12. The system of claim 1, wherein the wearable element is formed from a plurality of elastic straps.

13. The system of claim 1, wherein the wearable element is adjustable to a variety of patient sizes and shapes.

14. The system of claim 1, wherein the wearable element is selected from the group consisting of a vest, a belt, a sash, and an adhesive patch.

15. The system of claim 1, wherein the wearable element includes at least one pocket formed therein.

16. The system of claim 15, wherein the at least one pocket is movable relative to the wearable element.

17. The system of claim 15, wherein the at least one pocket includes at least one battery disposed therein and configured to provide power to the external device.

18. The system of claim 1, wherein the implantable restriction device includes a gastric band and a housing in communication with the gastric band.

19. A method for communicating with an implantable restriction device, comprising:

positioning an external device on a wearable element worn by a patient at one of a plurality of locations to align the external device with an implantable communicating member on an implantable restriction device implanted in the patient; and

activating the external device to transfer a wireless signal through tissue to the implantable communicating member.

20. The method of claim 19, wherein the external device is positioned on a skin surface in proximity to the implantable communicating member and at a distance apart from the wearable element.

21. The method of claim 19, wherein the wearable element includes a plurality of flexible straps, and wherein the external device is removably mated to the flexible straps in proximity to the implantable communicating member.

22. The method of claim 19, wherein the external device is disposed within a pocket in the wearable element.

23. The method of claim 19, wherein the external device comprises an external inductive coil and the implantable communicating member comprises an internal inductive coil and the method further comprises using inductive coupling between the external coil and the internal coil to generate power.

24. The method of claim 23, further comprising tuning the external coil to resonate at substantially the same frequency as the internal coil to maximize power coupling.

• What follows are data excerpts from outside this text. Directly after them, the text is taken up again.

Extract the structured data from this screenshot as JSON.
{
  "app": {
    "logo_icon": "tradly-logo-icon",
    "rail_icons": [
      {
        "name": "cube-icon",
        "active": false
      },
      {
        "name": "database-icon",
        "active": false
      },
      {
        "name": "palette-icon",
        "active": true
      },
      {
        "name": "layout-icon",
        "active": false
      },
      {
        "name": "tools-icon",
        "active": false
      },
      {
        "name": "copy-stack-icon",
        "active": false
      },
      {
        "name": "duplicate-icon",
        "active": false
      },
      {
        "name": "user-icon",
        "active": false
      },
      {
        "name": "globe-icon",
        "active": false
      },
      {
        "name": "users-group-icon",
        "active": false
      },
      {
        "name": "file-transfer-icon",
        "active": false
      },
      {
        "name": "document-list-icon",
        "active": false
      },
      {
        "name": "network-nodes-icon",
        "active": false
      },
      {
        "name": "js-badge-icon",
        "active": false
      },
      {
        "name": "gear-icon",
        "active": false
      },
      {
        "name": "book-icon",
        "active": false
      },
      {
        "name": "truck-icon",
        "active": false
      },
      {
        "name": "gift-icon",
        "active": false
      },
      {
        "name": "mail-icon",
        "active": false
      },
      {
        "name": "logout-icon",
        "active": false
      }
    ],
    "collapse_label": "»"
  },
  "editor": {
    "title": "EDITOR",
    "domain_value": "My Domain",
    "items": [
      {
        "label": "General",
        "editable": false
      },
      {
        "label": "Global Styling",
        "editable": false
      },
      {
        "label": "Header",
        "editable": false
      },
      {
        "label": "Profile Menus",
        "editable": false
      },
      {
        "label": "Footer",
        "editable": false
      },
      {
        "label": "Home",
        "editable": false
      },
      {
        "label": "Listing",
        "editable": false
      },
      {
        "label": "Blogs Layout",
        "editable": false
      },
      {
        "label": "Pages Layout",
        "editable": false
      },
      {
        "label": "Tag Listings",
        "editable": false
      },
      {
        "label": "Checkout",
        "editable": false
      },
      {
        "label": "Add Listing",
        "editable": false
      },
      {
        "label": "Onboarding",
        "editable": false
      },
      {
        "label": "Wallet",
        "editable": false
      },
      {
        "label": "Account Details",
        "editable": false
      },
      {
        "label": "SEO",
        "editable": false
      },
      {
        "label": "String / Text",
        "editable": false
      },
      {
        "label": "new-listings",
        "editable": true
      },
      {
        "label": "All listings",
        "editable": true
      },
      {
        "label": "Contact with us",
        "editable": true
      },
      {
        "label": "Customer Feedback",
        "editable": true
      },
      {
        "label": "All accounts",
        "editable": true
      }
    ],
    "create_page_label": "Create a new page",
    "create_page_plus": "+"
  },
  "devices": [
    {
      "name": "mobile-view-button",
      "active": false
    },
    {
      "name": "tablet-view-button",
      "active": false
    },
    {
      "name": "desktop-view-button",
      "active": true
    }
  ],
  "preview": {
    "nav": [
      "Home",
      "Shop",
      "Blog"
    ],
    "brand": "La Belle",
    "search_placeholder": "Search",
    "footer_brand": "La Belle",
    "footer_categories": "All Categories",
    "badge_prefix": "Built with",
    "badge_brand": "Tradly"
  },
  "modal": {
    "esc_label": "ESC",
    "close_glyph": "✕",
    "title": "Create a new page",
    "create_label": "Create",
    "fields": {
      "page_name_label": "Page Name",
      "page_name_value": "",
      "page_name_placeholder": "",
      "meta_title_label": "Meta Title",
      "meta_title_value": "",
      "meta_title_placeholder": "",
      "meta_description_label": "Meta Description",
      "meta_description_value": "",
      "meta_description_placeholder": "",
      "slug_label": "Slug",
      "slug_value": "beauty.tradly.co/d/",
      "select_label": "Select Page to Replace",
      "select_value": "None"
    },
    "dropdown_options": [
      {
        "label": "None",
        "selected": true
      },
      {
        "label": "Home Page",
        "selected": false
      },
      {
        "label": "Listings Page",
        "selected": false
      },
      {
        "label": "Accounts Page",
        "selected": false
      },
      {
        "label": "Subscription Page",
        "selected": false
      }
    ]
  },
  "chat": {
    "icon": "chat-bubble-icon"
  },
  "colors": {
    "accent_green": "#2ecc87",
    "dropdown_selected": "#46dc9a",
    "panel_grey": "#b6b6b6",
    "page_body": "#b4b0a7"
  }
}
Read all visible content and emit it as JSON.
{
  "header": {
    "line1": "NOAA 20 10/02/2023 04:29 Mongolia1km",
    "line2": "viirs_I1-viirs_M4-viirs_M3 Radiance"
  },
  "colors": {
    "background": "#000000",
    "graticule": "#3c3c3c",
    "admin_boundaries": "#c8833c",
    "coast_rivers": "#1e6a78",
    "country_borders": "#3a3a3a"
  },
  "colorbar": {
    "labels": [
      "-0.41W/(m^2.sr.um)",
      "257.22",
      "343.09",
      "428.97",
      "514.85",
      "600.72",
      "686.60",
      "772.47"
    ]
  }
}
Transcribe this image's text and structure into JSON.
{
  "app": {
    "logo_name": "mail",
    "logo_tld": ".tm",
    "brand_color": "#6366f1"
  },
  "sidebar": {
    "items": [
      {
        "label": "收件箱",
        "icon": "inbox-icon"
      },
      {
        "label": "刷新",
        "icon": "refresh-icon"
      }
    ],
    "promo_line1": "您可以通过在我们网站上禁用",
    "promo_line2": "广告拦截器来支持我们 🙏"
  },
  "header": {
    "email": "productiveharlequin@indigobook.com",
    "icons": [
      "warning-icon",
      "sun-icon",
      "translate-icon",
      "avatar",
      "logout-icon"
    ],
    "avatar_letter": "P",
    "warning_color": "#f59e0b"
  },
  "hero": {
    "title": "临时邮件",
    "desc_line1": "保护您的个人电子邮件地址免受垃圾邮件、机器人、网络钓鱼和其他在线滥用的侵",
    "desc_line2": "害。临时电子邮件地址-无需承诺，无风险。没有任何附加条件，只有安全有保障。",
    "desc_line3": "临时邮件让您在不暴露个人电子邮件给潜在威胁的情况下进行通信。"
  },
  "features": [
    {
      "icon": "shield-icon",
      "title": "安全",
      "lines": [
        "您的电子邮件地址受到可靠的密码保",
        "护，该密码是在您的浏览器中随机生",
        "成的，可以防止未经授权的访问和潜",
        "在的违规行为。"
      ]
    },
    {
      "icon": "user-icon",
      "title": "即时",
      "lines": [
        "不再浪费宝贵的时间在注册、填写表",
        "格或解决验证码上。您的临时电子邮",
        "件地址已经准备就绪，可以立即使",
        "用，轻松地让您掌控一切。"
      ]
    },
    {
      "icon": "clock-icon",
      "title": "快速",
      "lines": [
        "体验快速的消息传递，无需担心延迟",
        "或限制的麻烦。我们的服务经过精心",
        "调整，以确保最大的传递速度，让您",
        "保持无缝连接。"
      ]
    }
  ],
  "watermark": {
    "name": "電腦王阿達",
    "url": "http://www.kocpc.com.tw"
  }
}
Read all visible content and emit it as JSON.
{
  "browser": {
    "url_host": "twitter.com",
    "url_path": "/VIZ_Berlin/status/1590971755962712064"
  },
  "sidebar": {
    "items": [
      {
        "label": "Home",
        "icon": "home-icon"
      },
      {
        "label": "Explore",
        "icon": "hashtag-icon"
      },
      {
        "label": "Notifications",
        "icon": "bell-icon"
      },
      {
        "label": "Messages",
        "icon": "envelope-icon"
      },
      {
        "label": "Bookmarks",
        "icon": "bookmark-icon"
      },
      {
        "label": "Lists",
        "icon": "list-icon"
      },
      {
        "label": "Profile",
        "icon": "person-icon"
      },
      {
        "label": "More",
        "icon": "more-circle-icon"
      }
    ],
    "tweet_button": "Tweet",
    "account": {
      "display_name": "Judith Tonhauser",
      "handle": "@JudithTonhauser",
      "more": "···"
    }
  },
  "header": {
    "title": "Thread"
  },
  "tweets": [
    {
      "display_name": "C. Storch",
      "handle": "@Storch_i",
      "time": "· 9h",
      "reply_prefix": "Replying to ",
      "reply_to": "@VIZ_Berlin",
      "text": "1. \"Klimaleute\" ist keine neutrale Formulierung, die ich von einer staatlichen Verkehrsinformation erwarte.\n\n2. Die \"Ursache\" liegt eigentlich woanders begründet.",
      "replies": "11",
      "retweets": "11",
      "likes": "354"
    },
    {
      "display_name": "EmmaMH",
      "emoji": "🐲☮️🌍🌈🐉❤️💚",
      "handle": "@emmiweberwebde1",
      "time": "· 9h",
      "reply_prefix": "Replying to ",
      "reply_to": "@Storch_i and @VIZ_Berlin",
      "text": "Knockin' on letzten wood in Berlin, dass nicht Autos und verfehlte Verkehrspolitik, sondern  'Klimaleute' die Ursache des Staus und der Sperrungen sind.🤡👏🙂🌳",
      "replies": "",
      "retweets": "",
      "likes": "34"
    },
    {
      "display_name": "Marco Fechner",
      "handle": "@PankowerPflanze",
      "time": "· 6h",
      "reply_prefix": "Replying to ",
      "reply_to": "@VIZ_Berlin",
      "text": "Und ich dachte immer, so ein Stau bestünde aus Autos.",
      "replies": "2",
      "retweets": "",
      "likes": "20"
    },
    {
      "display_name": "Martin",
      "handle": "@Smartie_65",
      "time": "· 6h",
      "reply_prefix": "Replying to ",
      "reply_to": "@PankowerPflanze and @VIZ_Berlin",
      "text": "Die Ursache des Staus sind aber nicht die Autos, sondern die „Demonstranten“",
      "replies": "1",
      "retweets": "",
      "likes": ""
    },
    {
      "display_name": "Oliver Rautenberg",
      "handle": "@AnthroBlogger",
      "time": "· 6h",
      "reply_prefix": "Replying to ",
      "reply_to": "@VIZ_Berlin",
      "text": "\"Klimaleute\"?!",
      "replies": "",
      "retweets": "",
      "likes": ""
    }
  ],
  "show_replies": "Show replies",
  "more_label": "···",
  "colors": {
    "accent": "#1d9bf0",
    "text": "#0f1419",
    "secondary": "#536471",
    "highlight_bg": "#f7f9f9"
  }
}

25. The method of claim 19, wherein the wearable element comprises a flexible battery, and the external device is coupled to the flexible battery and delivers energy to the implantable communicating member, the energy being generated by the flexible battery.

26. The method of claim 19, wherein the external device delivers energy to the implantable communicating member.

27. The method of claim 19, wherein the external device receives data from the implantable communicating member.